Developed by Northrop Grumman Corporation, the Terahertz Monolithic Integrated Circuit (TMIC) exhibits power gains several orders of magnitude beyond the current state of the art. Gain, which is measured logarithmically in decibels, similar to how earthquake intensity is measured on the Richter scale, describes the ability of an amplifier to increase the power of a signal from the input to the output. The Northrop Grumman TMIC showed a measured gain of nine decibels at 1.0 terahertz and 10 decibels at 1.03 terahertz. By contrast, current smartphone technology operates at one to two gigahertz and wireless networks at 5.7 gigahertz
"Gains of six decibels or more start to move this research from the laboratory bench to practical applications—nine decibels of gain is unheard of at terahertz frequencies" said Palmer. "This opens up new possibilities for building terahertz radio circuits."
For years, researchers have been looking to exploit the tremendously high-frequency band beginning above 300 gigahertz where the wavelengths are less than one millimeter.
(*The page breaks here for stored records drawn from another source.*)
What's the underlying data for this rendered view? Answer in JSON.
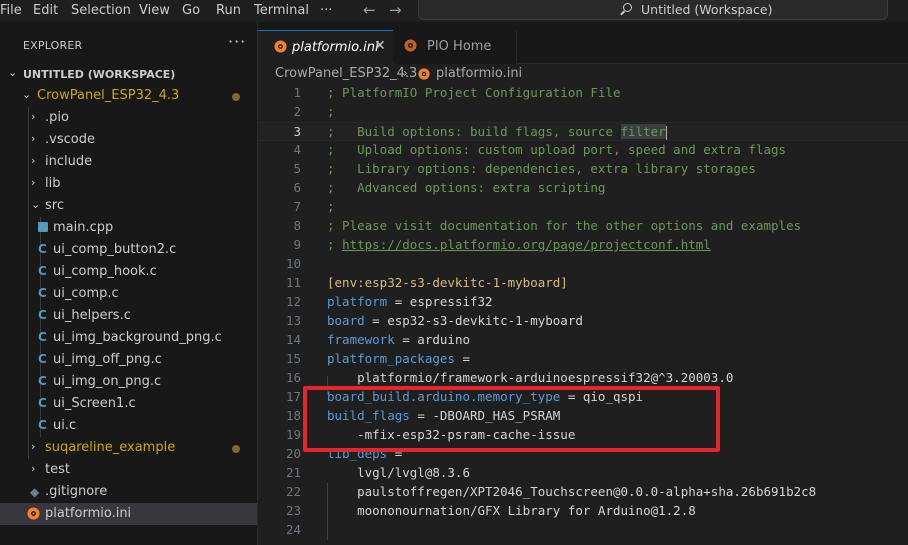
{
  "menu": [
    "File",
    "Edit",
    "Selection",
    "View",
    "Go",
    "Run",
    "Terminal",
    "···"
  ],
  "search": {
    "text": "Untitled (Workspace)"
  },
  "explorer": {
    "title": "EXPLORER",
    "more": "···",
    "workspace": "UNTITLED (WORKSPACE)",
    "project": "CrowPanel_ESP32_4.3",
    "items": [
      {
        "label": ".pio"
      },
      {
        "label": ".vscode"
      },
      {
        "label": "include"
      },
      {
        "label": "lib"
      },
      {
        "label": "src"
      },
      {
        "label": "main.cpp"
      },
      {
        "label": "ui_comp_button2.c"
      },
      {
        "label": "ui_comp_hook.c"
      },
      {
        "label": "ui_comp.c"
      },
      {
        "label": "ui_helpers.c"
      },
      {
        "label": "ui_img_background_png.c"
      },
      {
        "label": "ui_img_off_png.c"
      },
      {
        "label": "ui_img_on_png.c"
      },
      {
        "label": "ui_Screen1.c"
      },
      {
        "label": "ui.c"
      },
      {
        "label": "suqareline_example"
      },
      {
        "label": "test"
      },
      {
        "label": ".gitignore"
      },
      {
        "label": "platformio.ini"
      }
    ],
    "c_glyph": "C"
  },
  "tabs": [
    {
      "label": "platformio.ini",
      "close": "✕"
    },
    {
      "label": "PIO Home"
    }
  ],
  "breadcrumb": {
    "folder": "CrowPanel_ESP32_4.3",
    "sep": "›",
    "file": "platformio.ini"
  },
  "lines": [
    {
      "n": "1",
      "t": "; PlatformIO Project Configuration File"
    },
    {
      "n": "2",
      "t": ";"
    },
    {
      "n": "3",
      "a": ";   Build options: build flags, source ",
      "b": "filter"
    },
    {
      "n": "4",
      "t": ";   Upload options: custom upload port, speed and extra flags"
    },
    {
      "n": "5",
      "t": ";   Library options: dependencies, extra library storages"
    },
    {
      "n": "6",
      "t": ";   Advanced options: extra scripting"
    },
    {
      "n": "7",
      "t": ";"
    },
    {
      "n": "8",
      "t": "; Please visit documentation for the other options and examples"
    },
    {
      "n": "9",
      "a": "; ",
      "b": "https://docs.platformio.org/page/projectconf.html"
    },
    {
      "n": "10",
      "t": ""
    },
    {
      "n": "11",
      "t": "[env:esp32-s3-devkitc-1-myboard]"
    },
    {
      "n": "12",
      "k": "platform",
      "v": " = espressif32"
    },
    {
      "n": "13",
      "k": "board",
      "v": " = esp32-s3-devkitc-1-myboard"
    },
    {
      "n": "14",
      "k": "framework",
      "v": " = arduino"
    },
    {
      "n": "15",
      "k": "platform_packages",
      "v": " ="
    },
    {
      "n": "16",
      "t": "    platformio/framework-arduinoespressif32@^3.20003.0"
    },
    {
      "n": "17",
      "k": "board_build.arduino.memory_type",
      "v": " = qio_qspi"
    },
    {
      "n": "18",
      "k": "build_flags",
      "v": " = -DBOARD_HAS_PSRAM"
    },
    {
      "n": "19",
      "t": "    -mfix-esp32-psram-cache-issue"
    },
    {
      "n": "20",
      "k": "lib_deps",
      "v": " ="
    },
    {
      "n": "21",
      "t": "    lvgl/lvgl@8.3.6"
    },
    {
      "n": "22",
      "t": "    paulstoffregen/XPT2046_Touchscreen@0.0.0-alpha+sha.26b691b2c8"
    },
    {
      "n": "23",
      "t": "    moononournation/GFX Library for Arduino@1.2.8"
    },
    {
      "n": "24",
      "t": ""
    }
  ],
  "colors": {
    "comment": "#6a9955",
    "key": "#569cd6",
    "section": "#d7ba7d",
    "highlight_box": "#e3262c",
    "modified": "#cca700",
    "accent": "#0078d4"
  }
}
The terahertz level has proven to be somewhat elusive though due to a lack of effective means to generate, detect, process and radiate the necessary high-frequency signals.
Current electronics using solid-state technologies have largely been unable to access the sub-millimeter band of the electromagnetic spectrum due to insufficient transistor performance. To address the "terahertz gap," engineers have traditionally used frequency conversion—converting alternating current at one frequency to alternating current at another frequency—to multiply circuit operating frequencies up from millimeter-wave frequencies. This approach, however, restricts the output power of electrical devices and adversely affects signal-to-noise ratio. Frequency conversion also increases device size, weight and power supply requirements.
DARPA has made a series of strategic investments in terahertz electronics through its HiFIVE, SWIFT and TFAST programs. Each program built on the successes of the previous one, providing the foundational research necessary for frequencies to reach the terahertz threshold.